APM and basic monitoring services are easily configured to detect failing requests… as long as they respond with HTTP error codes. The standard in GraphQL is to respond with 200 for all requests that are handled by the GraphQL server. The most popular clients expect this. 5xx can result if there is a database outage, null reference, or other server error. But if the client tries to make an unauthorized access, fetch a missing bit of data, or provides invalid inputs, the standard behavior is to respond 200 and include the errors in the body.

Not only does this make handling errors on the client potentially more complex, but some monitoring tools might not have access to the contents of the response. Unauthorized accesses might go unnoticed!

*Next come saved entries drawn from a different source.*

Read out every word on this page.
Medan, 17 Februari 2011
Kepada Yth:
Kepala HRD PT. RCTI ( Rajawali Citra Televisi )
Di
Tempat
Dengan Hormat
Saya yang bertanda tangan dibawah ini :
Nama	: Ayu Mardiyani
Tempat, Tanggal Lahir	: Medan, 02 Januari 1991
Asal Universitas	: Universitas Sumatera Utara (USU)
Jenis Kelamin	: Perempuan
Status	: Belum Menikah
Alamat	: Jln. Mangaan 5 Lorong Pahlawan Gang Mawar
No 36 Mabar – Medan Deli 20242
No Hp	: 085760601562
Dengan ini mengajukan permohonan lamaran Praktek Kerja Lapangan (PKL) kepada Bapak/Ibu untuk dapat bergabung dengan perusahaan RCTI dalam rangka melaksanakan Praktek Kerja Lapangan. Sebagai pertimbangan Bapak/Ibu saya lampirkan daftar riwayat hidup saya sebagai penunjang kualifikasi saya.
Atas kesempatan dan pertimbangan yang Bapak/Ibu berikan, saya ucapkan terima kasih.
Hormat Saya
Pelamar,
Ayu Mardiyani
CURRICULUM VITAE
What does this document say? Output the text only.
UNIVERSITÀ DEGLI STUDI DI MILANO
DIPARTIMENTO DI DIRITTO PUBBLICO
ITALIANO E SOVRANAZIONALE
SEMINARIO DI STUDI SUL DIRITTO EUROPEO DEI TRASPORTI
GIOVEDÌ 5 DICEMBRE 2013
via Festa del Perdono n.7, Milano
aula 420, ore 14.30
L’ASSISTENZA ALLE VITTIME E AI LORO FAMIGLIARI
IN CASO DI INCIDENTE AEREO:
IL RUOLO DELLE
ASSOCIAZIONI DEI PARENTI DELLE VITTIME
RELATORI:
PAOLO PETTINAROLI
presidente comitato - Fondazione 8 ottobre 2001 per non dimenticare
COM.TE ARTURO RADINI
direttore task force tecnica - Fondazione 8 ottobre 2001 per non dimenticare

2.2. Customization over Convention

As stated above, the meaning of verbs, paths, and query parameters are defined by convention. The API team does not need to think about how to define a search endpoint, or how to name the parameters. With GraphQL, the API team must think about how to define the queries, and how to name the parameters. This may appear trivial, but maintaining consistency in a large graph can be tricky. Are search queries named search* or find*, if you use both, what is the meaning of each? Do you provide queries that return single entities? Or do you only provide a search query that returns a list?

With REST all of those questions have ready answers.

3. So you’re going with GraphQL Anyway

Suppose you already have multiple backend services that you want to unify with an API gateway, and there are multiple clients that want access to overlapping data, and the man power to deal with it, yeah GraphQL sure, go for it! Here are some things you can do to make your life easier:

  1. Use a “code-first” library. Creating a schema and then binding all of the mutations, queries and data endpoints is tedious, repetitive, error-prone. Let the computer do it! I really like graphql-kotlin. You can always validate schema changes in CI.
  2. Integrate Data-Loader early. As you grow the graph, you will quickly run into situations where object A contains one or more objects B. If you have a query that results in a list of A’s, then you might also need to return a list of B’s. Without data-loaders, it’s very easy to end up with N+1 queries.
  3. Establish error codes and integrate with monitoring from the start.

As with everything in engineering, there are trade-offs. I hope this post helps you weigh your options. Best of luck!